Рассказанное за день никак не укладывалось в моей голове, но я приняла решение быть сильной и очень внимательной. Как учил меня муж, как делал это наш сын. Они всегда говорили, что в мелочах тысяча возможностей, и паника – твой личный и самый страшный враг.
Что там за два огня мне выяснять не хотелось, и только ночью я поняла, что она имела в виду.
Спать нас оставили на улице. Старший, которого мужчины называли Зират, нарубил веток и сделал что-то вроде небольшого шалаша. Накрыл его большой попоной, которая весь день была свернута и приторочена к седлу его лошади. Видимо, мы с подругой слишком дорогой товар, чтобы снова отправить нас в домик, где нас чуть не заморили голодом.
Когда начало темнеть, нас накормили той самой кашей, вручив прямо в руки по два шарика. Так они хранили остатки еды – обваливали эти комы травами и специями, солили и складывали в кожаные мешки. Мой желудок с радостью принимал сейчас все, и я съела, не сомневаясь, оба. Запила горячим настоем каких-то непривычных по вкусу, но приятных трав. Кружек было всего три, и те, скорее всего, были в ходу среди мужчин. Девушки в доме горячего питья не получили. Им поменяли воду в ведре, бросив туда тот же ковш.
Мы надели сухие и чистые теперь рубахи. Я натянула юбку, а корсет оставила под головой, завернув его в свой плащ. Было тепло, сухо, начинали стрекотать кузнечики или цикады. Пока мы не знали, что с нами будет, но биться в страхе за свою жизнь у меня не было ни сил, ни желания.
Вот тогда-то, когда Палия заснула, как воробышек, свернувшись в кучку, прижавшись ко мне спиной, я и увидела то, что ввергло меня в шок и лишило всех надежд на возвращение: в треугольнике шалаша, который служил выходом, на фиолетовом небе, среди тысячи ярких звезд, к привычной взгляду луне слева подбиралась еще одна.
Сначала я думала, что у меня заслезились глаза и мне это кажется, двоится, но потом, проморгавшись, я встала на колени и высунула голову на улицу. На огромном, бархатном небе было две луны, и та, что сейчас заходила за обычную – полную, круглую как блин, была очень странной – ее левый бок словно откушен. Она не была серпиком, а луной, которая вот – вот наберет свою форму до полной.

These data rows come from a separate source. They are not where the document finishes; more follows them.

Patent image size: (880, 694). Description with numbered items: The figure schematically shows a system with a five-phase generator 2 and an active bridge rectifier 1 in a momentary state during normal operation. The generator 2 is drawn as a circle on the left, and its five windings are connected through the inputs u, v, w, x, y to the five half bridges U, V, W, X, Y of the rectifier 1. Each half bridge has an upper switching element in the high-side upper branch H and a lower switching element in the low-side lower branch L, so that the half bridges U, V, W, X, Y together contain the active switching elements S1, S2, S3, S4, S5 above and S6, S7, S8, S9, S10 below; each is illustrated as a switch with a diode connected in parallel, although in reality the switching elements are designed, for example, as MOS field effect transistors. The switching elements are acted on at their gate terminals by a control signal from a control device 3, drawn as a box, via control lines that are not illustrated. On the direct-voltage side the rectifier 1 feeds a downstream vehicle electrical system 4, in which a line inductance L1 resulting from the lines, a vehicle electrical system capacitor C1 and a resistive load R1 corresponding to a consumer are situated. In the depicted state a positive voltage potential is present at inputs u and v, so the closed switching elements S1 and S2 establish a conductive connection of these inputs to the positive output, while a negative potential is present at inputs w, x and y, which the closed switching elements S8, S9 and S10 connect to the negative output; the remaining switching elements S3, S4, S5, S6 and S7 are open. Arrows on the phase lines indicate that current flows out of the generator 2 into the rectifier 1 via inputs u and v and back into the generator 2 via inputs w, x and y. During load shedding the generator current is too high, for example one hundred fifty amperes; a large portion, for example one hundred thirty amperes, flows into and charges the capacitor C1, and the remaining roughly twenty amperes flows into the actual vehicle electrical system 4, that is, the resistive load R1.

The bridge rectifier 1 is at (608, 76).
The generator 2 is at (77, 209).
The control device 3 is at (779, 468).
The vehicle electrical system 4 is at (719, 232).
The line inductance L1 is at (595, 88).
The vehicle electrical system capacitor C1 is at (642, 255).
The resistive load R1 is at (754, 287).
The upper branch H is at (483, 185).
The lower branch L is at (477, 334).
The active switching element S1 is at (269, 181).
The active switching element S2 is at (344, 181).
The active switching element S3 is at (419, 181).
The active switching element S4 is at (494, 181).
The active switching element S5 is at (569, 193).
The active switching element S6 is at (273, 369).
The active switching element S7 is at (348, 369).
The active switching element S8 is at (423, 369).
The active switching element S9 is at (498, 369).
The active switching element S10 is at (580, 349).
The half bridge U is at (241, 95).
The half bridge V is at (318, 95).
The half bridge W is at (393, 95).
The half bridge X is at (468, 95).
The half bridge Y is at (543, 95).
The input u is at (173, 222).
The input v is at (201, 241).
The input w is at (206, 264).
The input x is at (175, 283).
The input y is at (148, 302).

Засыпала я долго, и мысли роились в голове, гудели, как пчелы в улье. Нет такого места на Земле, а значит, это не Земля. Иногда дыхание сбивалось, и хотелось выкрикнуть в теплую и обволакивающую темноту свои желания, главным из которых было – вернуться назад.
Бряцанье упряжи и перекликивание между мужчинами разбудило меня рано. Хотелось поспать еще. Ночью я вытащила из-под головы плащ и накрылась им, даже не помнила, как это случилось.
Я прислушивалась к их голосам, и только сейчас поняла, что слова, которые они произносят – незнакомы, но понимаю я их моментально. Прошептала пару слов, и поняла, что и сама говорю на этом тарабарском языке, и как только начала задумываться и анализировать, тут же начала путаться, потому что привычные «дочь», «ночь», «печь» просто не складывались, никак не произносились. Звуки из моего рта вылетали совсем другие.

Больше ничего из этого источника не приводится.